Un
Thilliez toujours aussi bon, mais qui change du schéma habituel et moins reconnaissable au premier coup d'oeil. Parfois un peu confus, mais dans l'ensemble très intéressant. Un scénario labyrinthique à la Shutter Island: bien joué, même si le thème des découvertes sur la mémoire commence à se répandre comme une trainée de poudre. Ca m'a aussi fait penser à une version moderne des "
Dix petits nègres" d'
Agatha Christie.
J'ai apprécié la découverte du milieu des JRA (Jeux en Réalité Alternée), que je ne connaissais pas du tout. Ce concept ouvre des possibilités énormes, qui ont été ici plutôt bien exploitées. C'est un jeu de piste pour nous aussi. On sent qu'il y a un lien entre Ilian, le refuge, le tournevis orange et Lucas Chardon, mais lequel? Nous ferons des suppositions tout au long d'un récit émaillé de beaux revirements de situation.
Ici, on est beaucoup + dans un suspense psychologique que dans un thriller classique, même s'il est aussi question de meurtres.
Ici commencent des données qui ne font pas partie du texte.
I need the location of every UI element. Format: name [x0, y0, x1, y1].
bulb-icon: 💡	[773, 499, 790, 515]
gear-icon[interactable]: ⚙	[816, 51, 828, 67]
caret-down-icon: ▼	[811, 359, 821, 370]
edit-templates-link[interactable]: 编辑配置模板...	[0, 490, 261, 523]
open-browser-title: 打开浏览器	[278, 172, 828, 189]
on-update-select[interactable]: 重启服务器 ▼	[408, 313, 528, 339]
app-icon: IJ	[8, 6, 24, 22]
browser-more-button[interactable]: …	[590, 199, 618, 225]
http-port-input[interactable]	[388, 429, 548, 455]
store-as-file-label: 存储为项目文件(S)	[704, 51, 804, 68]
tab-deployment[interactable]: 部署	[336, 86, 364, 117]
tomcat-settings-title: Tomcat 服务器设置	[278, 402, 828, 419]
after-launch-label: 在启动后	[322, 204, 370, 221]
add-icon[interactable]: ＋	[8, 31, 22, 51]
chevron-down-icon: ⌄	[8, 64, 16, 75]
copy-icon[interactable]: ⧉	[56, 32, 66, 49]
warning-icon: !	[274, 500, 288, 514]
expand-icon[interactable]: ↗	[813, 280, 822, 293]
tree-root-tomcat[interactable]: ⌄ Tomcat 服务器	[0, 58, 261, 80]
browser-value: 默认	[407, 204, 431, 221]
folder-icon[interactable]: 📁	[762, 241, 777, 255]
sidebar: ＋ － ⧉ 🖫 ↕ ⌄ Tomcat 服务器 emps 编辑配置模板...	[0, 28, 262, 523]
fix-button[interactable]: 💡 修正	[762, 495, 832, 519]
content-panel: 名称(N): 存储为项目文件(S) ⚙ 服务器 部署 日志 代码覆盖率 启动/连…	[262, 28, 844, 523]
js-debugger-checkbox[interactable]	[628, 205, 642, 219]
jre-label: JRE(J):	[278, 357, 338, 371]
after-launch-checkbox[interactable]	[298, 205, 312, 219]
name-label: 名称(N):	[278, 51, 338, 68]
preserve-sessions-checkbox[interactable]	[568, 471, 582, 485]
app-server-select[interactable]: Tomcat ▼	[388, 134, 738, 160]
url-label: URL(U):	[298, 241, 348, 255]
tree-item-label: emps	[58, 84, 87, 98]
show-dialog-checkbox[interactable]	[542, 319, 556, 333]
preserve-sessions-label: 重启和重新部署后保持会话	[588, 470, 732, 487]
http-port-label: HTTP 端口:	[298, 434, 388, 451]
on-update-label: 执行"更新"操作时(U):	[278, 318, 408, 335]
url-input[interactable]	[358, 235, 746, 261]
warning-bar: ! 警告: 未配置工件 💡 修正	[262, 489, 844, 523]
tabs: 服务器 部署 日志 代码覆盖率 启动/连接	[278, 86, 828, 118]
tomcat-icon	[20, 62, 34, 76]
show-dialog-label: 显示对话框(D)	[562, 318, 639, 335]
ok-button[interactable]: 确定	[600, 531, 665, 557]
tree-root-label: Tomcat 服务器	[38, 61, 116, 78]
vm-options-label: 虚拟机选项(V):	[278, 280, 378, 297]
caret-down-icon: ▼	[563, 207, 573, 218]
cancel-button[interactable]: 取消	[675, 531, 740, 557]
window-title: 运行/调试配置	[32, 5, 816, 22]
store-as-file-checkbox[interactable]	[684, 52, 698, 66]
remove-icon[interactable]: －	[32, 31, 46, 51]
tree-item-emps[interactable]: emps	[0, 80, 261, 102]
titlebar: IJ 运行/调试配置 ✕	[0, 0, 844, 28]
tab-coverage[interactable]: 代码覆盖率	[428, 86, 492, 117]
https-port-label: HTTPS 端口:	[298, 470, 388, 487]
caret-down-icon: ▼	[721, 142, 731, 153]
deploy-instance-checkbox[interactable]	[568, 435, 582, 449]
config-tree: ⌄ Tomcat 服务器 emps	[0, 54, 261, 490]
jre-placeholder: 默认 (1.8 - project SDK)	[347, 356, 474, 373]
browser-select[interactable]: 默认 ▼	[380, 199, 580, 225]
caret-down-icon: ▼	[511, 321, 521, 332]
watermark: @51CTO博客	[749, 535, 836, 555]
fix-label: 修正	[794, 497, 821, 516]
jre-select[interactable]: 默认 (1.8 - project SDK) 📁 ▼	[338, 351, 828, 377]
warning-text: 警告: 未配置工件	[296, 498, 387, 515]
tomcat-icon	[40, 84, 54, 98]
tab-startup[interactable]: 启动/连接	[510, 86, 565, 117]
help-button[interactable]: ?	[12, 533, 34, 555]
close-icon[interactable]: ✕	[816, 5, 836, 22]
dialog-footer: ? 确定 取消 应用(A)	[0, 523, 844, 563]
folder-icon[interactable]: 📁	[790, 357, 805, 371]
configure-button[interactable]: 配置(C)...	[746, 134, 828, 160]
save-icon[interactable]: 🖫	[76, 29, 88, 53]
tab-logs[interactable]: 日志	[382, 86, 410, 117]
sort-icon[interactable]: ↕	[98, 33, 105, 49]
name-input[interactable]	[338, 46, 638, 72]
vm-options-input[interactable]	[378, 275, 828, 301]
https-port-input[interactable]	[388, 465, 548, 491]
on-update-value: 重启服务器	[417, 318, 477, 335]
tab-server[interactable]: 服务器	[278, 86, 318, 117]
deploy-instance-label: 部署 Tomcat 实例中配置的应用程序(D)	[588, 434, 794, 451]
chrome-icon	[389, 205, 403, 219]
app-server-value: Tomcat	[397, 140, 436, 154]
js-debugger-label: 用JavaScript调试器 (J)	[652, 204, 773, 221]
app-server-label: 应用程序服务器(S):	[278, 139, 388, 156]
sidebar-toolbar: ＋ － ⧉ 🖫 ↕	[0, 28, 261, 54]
L'intrigue principale réside dans la mémoire d'Ilian Dedisset: personnage aux multiples facettes et complètement à l'ouest, mais qu'on a pourtant envie d'épauler. A l'inverse de Chloé, qui ne m'a guère inspiré de sympathie.
L'auteur retranscrit à merveille une paranoïa qui imprègne chaque ligne du livre. Cette sensation d'être dos au mur et que le sort s'acharne, l'impression (fictive ou non ) d'être manipulé. L'ambiance glauque de ce huis-clos dans un hôpital psychiatrique désaffecté m'a rappelé le jeu vidéo Silent Hill. L'oppression et l'angoisse que j'avais éprouvées à l'ouverture de chaque nouvelle porte.
L'histoire des parents d'Ilan, mise en avant sur la 4ème de couverture, est au final plutôt secondaire, l'accent étant mis sur le JRA. Et c'est temps mieux car le filon des découvertes révolutionnaires sur les arcanes de la mémoire a déjà été suffisamment exploité à mon goût. On retrouve des éléments similaires d'un livre de
Franck Thilliez à l'autre: la CIA, l'expérience de Milgram, le projet Mkultra. On sent que ça le passionne, mais ça finit par devenir redondant. Attention à ne pas tourner en rond et à s'inspirer d'idées nouvelles.
Au final, c'est un très bon livre mais on pourrait dire que trop de rebondissements tue le rebondissement. En effet à la fin, l'auteur retourne l'histoire comme un gant et c'est à la limite de la cohérence, un peu tiré par les cheveux. Mais en admettant la crédibilité de cette version, c'est un final plutôt original, bravo!